Use python to read RGB and YUV format pictures and calculate their entropy
I. Introduction
The content of this task:
Analyze the probability distribution of the three channels on down.rgb and down.yuv, and calculate their respective entropies. The resolution of the two files is 256*256, yuv is 4:2:0 sampling space, and the storage format is: rgb files are stored in sequence according to the BGR component of each pixel; the YUV format is according to the Y data block and U data block of all pixels And V data blocks are stored in sequence.
Although I used c++ to read YUV format files and perform a series of processing in the last semester, in comparison, python is more convenient to perform such operations, with more packages that can be called, and I am more familiar with it. Therefore, python is chosen as the programming language this time.
Second, read the image
1.RGB
#读取RGB图像
f = open(image_path,"rb")
data = f.read()
f.close()
data = [int(x) for x in data]
data = np.array(data).reshape((256*256, 3)).astype(np.uint8)

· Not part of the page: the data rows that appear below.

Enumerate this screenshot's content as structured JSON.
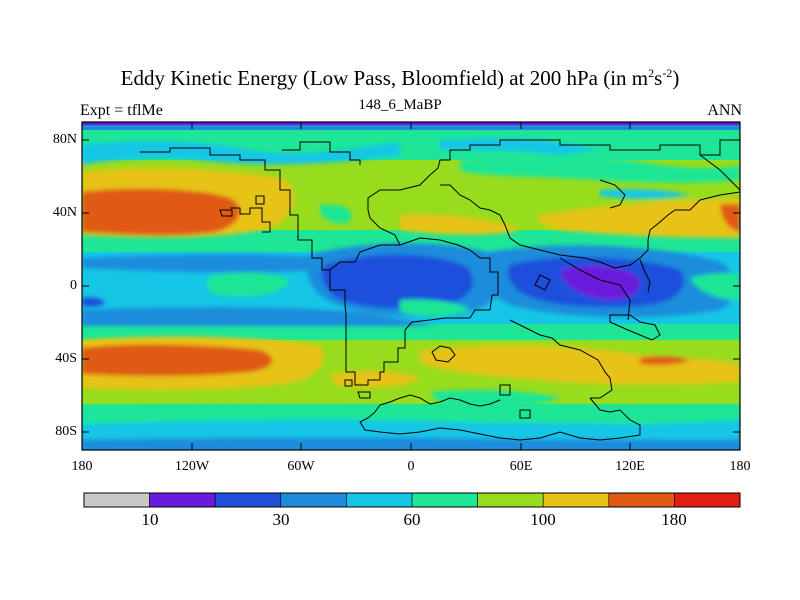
{
  "title": {
    "main": "Eddy Kinetic Energy (Low Pass, Bloomfield) at 200 hPa (in m",
    "exp1": "2",
    "mid": "s",
    "exp2": "-2",
    "close": ")"
  },
  "subtitle_left": "Expt = tflMe",
  "subtitle_center": "148_6_MaBP",
  "subtitle_right": "ANN",
  "lat_labels": [
    "80N",
    "40N",
    "0",
    "40S",
    "80S"
  ],
  "lon_labels": [
    "180",
    "120W",
    "60W",
    "0",
    "60E",
    "120E",
    "180"
  ],
  "colorbar": {
    "colors": [
      "#c8c8c8",
      "#6a1adc",
      "#1e50dc",
      "#1e8cdc",
      "#16c6e6",
      "#1ee696",
      "#98dc1e",
      "#e6c316",
      "#e05a14",
      "#e01e14"
    ],
    "labels": [
      "10",
      "30",
      "60",
      "100",
      "180"
    ]
  },
  "map_colors": {
    "ocean_base": "#16c6e6",
    "green": "#1ee696",
    "lime": "#98dc1e",
    "yellow": "#e6c316",
    "orange": "#e05a14",
    "blue": "#1e8cdc",
    "dark_blue": "#1e50dc",
    "purple": "#6a1adc",
    "frame_top": "#6a1adc"
  }
}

Originally, for the convenience of viewing the image of each channel, it was reshaped to (256, 256, 3). Later, when calculating the entropy, it was discovered that the np.bincount() function can only pass in one-dimensional data, so it was changed to a two-dimensional matrix.
Picture display
Note: The data storage order isBGRInstead of RGB
After consulting the data, it is found that the default reading method in opencv is also BGR, which needs to be paid attention to in the future
The function converts an input image from one color space to another. In case of a transformation to-from RGB color space, the order of the channels should be specified explicitly (RGB or BGR). Note that the default color format in OpenCV is often referred to as RGB but it is actually BGR (the bytes are reversed). So the first byte in a standard (24-bit) color image will be an 8-bit Blue component, the second byte will be Green, and the third byte will be Red. The fourth, fifth, and sixth bytes would then be the second pixel (Blue, then Green, then Red), and so on.
2.YUV
First, I checked some code written by others to read YUV on csdn, and it felt too complicated. After experimentation, it is found that directly restricting the size of each read by f.read() can read the YUV most quickly, and the read pointer will stay at the end of the last read.
#读取YUV图像
f = open(image_path,"rb")
data_Y = f.read(256*256)
data_U = f.read(128*128)
data_V = f.read(128*128)
data_Y = [int(x) for x in data_Y]
data_U = [int(x) for x in data_U]
data_V = [int(x) for x in data_V]
The picture shows
Y
U
V
Three, calculate entropy
1. Formulas and functions
function
#计算熵函数
def entropy(X):
n = len(X)
counts = np.bincount(X)
probs = counts[np.nonzero(counts)] / n
en = 0
for i in range(len(probs)):
en = en - probs[i] * np.log(probs[i])/np.log(2)
return en
np.bincount() function note:
np.nonzero() function note
2.RGB
#计算熵
data_B = data[:,0]
data_G = data[:,1]
data_R = data[:,2]
B = entropy(data_B)
G = entropy(data_G)
R = entropy(data_R)
print(B)
print(G)
print(R)
result:
R | G | B |
---|---|---|
7.229552890551847 | 7.178462484835099 | 6.856861210882991 |
2.YUV
#计算熵
Y = entropy(data_Y)
U = entropy(data_U)
V = entropy(data_V)
result:
Y | U | V |
---|---|---|
6.3318185418675075 | 5.126401914399721 | 4.113143002049819 |
Four, summary
It can be obtained from the calculation result that storing this image in YUV format can compress it even smaller. Through the file manager, the size of down.rgb is 192kb, while the size of down.yuv is only 96kb, but the knowledge is limited, and it is not clear whether it is related to this (get it back and update).